A tentativa de se criar mais uma assinatura, tem sido um fracasso pra boa parte de quem tentou. A perda de assinantes de conteúdos em texto tem caído drasticamente, salvo poucos exemplos de sucesso, como o jornal New York Times e algumas newsletter do Substack. O motivo é simples, as assinaturas de conteúdos mais densos e jornalísticos estão competindo diretamente com as assinaturas de entretenimento, os streamings da vida, que tem um papel fundamental pra gente desligar da nossa realidade dura, essa do mundo das hard news. Outro agravante é que, no fim, quem pode pagar por isso? Certamente, pra maioria das pessoas, seu consumo de conteúdos vai passar por plataformas que ainda o disponibilize gratuitamente.

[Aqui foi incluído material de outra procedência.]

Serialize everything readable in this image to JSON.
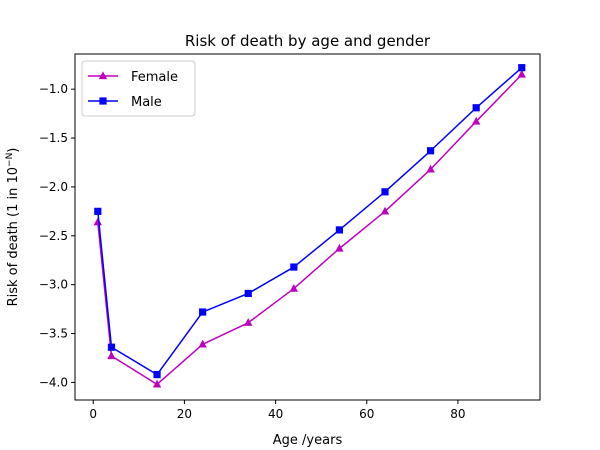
{
  "chart_data": {
    "type": "line",
    "title": "Risk of death by age and gender",
    "xlabel": "Age /years",
    "ylabel_main": "Risk of death (1 in 10",
    "ylabel_sup": "−N",
    "ylabel_end": ")",
    "xlim": [
      -4,
      98
    ],
    "ylim": [
      -4.18,
      -0.64
    ],
    "x_ticks": [
      0,
      20,
      40,
      60,
      80
    ],
    "x_tick_labels": [
      "0",
      "20",
      "40",
      "60",
      "80"
    ],
    "y_ticks": [
      -4.0,
      -3.5,
      -3.0,
      -2.5,
      -2.0,
      -1.5,
      -1.0
    ],
    "y_tick_labels": [
      "−4.0",
      "−3.5",
      "−3.0",
      "−2.5",
      "−2.0",
      "−1.5",
      "−1.0"
    ],
    "grid": false,
    "legend_position": "top-left",
    "series": [
      {
        "name": "Female",
        "color": "#bf00bf",
        "marker": "triangle",
        "x": [
          1,
          4,
          14,
          24,
          34,
          44,
          54,
          64,
          74,
          84,
          94
        ],
        "y": [
          -2.36,
          -3.73,
          -4.02,
          -3.61,
          -3.39,
          -3.04,
          -2.63,
          -2.25,
          -1.82,
          -1.33,
          -0.85
        ]
      },
      {
        "name": "Male",
        "color": "#0000ff",
        "marker": "square",
        "x": [
          1,
          4,
          14,
          24,
          34,
          44,
          54,
          64,
          74,
          84,
          94
        ],
        "y": [
          -2.25,
          -3.64,
          -3.92,
          -3.28,
          -3.09,
          -2.82,
          -2.44,
          -2.05,
          -1.63,
          -1.19,
          -0.78
        ]
      }
    ]
  }
}
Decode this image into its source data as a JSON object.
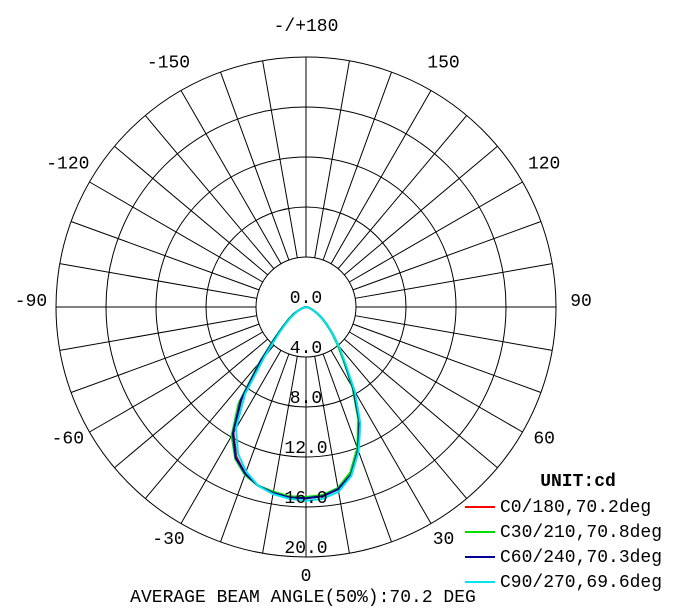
{
  "chart_data": {
    "type": "polar",
    "unit_label": "UNIT:cd",
    "footer": "AVERAGE BEAM ANGLE(50%):70.2 DEG",
    "theta": [
      -90,
      -85,
      -80,
      -75,
      -70,
      -65,
      -60,
      -55,
      -50,
      -45,
      -40,
      -35,
      -30,
      -25,
      -20,
      -15,
      -10,
      -5,
      0,
      5,
      10,
      15,
      20,
      25,
      30,
      35,
      40,
      45,
      50,
      55,
      60,
      65,
      70,
      75,
      80,
      85,
      90
    ],
    "rlim": [
      0,
      20
    ],
    "rticks": [
      {
        "value": 0,
        "label": "0.0"
      },
      {
        "value": 4,
        "label": "4.0"
      },
      {
        "value": 8,
        "label": "8.0"
      },
      {
        "value": 12,
        "label": "12.0"
      },
      {
        "value": 16,
        "label": "16.0"
      },
      {
        "value": 20,
        "label": "20.0"
      }
    ],
    "thetaticks": [
      {
        "value": 180,
        "label": "-/+180"
      },
      150,
      120,
      90,
      60,
      30,
      0,
      -30,
      -60,
      -90,
      -120,
      -150
    ],
    "series": [
      {
        "name": "C0/180,70.2deg",
        "color": "#ff0000",
        "values": [
          0,
          0,
          0.1,
          0.2,
          0.4,
          0.7,
          1.1,
          1.6,
          2.3,
          3.4,
          5.5,
          9.0,
          11.6,
          13.2,
          14.2,
          14.8,
          15.1,
          15.3,
          15.3,
          15.2,
          14.8,
          13.8,
          12.1,
          10.0,
          7.5,
          5.3,
          4.0,
          3.0,
          2.2,
          1.6,
          1.1,
          0.7,
          0.4,
          0.2,
          0.1,
          0,
          0
        ]
      },
      {
        "name": "C30/210,70.8deg",
        "color": "#00dd00",
        "values": [
          0,
          0,
          0.1,
          0.2,
          0.4,
          0.7,
          1.2,
          1.7,
          2.4,
          3.6,
          5.8,
          9.4,
          11.9,
          13.4,
          14.3,
          14.8,
          15.0,
          15.2,
          15.2,
          15.1,
          14.7,
          13.7,
          12.0,
          9.9,
          7.4,
          5.2,
          3.9,
          2.9,
          2.1,
          1.5,
          1.0,
          0.7,
          0.4,
          0.2,
          0.1,
          0,
          0
        ]
      },
      {
        "name": "C60/240,70.3deg",
        "color": "#000099",
        "values": [
          0,
          0,
          0.1,
          0.2,
          0.4,
          0.7,
          1.1,
          1.6,
          2.3,
          3.4,
          5.6,
          9.1,
          11.7,
          13.3,
          14.2,
          14.8,
          15.1,
          15.3,
          15.3,
          15.2,
          14.8,
          13.9,
          12.2,
          10.1,
          7.6,
          5.4,
          4.1,
          3.0,
          2.2,
          1.6,
          1.1,
          0.7,
          0.4,
          0.2,
          0.1,
          0,
          0
        ]
      },
      {
        "name": "C90/270,69.6deg",
        "color": "#00e5ee",
        "values": [
          0,
          0,
          0.1,
          0.2,
          0.4,
          0.7,
          1.0,
          1.5,
          2.2,
          3.2,
          5.1,
          8.5,
          11.2,
          12.9,
          14.0,
          14.8,
          15.2,
          15.4,
          15.5,
          15.4,
          15.0,
          14.0,
          12.3,
          10.3,
          7.8,
          5.5,
          4.1,
          3.0,
          2.2,
          1.6,
          1.1,
          0.7,
          0.4,
          0.2,
          0.1,
          0,
          0
        ]
      }
    ]
  }
}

Virada digital e inteligente

Mas então, como é que um jornal, por exemplo, pode ganhar dinheiro em 2024? Eu já dei spoiler! O NYT é a grande referência, mas quem tenta imitar o modelo, fracassa, justamente porque ele não é replicável e escalável. Quem hoje pode gozar de mais de dez milhões de assinantes, como eles? Outras plataformas criadas ajudam? Sim. Eles possuem app de receitas, jogos, site de reviews de produtos. Enfim, não dá pra todo mundo fazer o mesmo, é chover no molhado.


E como criar novas rotas para achar o público pagante? Esse é o desafio.


O caso da CNN (a americana mesmo) é emblemático. Após uma queda drástica na sua receita, trocou o CEO ano passado. Mark Thompson terá como principal objetivo reverter esse quadro, e certamente não será “criar mais uma assinatura”. Estamos no momento perfeito para explorar novas formas de se relacionar mais diretamente com quem pode pagar, além de novos modelos de uso. E eu realmente acredito que esse novo modelo não deve passar por redes sociais, afinal, elas mesmas estão chegando no seu limite (cenas dos próximos capítulos, ou melhor, textos!).


Essa virada terá como base a IA, que irá redefinir quem pagar. No fim, acho que vai sobrar para nós diretamente, afinal modelos baseados em anúncios e toda a publicidade, também estão quase encontrando seu limite.


Apesar da IA, vamos continuar precisando de pessoas produzindo conteúdos previamente. A GenAI vai ajudar na produção de muita coisa e vai conseguir ser original, mesmo que a partir de tudo que foi usado para o seu treinamento. Mas sempre dependeremos do ser humano. Essa união é potente, não restam dúvidas. Nós nunca seremos capazes de dar conta de todo o conteúdo da internet como uma IA, e acho que, pelo menos nos próximos anos, uma IA não será capaz de “dar um furo”, fazer apurações na fonte e conseguir informações valiosas. Precisamos de menos pessoas, mas ainda precisaremos delas.


Outro ponto é que, pelo menos por enquanto, o suprassumo da criatividade ainda vem da loucura das nossas sinapses e da criação de novos circuitos neurais. Já temos a computação sendo feita em neurônios humanos vivos, que tem sido chamado de “Organoid Intelligence” pelo professor David Gracias, do Departamento de Química e Engenharia Biomolecular da Universidade de Johns Hopkins. Mas pra ser criativo como nós, ainda vai tempo. O que fica pra gente é que quando o silício encontra o carbono, o potencial é absurdo em todos os sentidos, de redução de energia ao aumento da capacidade de processamento, mas também surgirão uma série de perigos inimagináveis por hora. Eu só acho que o futuro, próximo, será sensacional, e por isso, dá medo.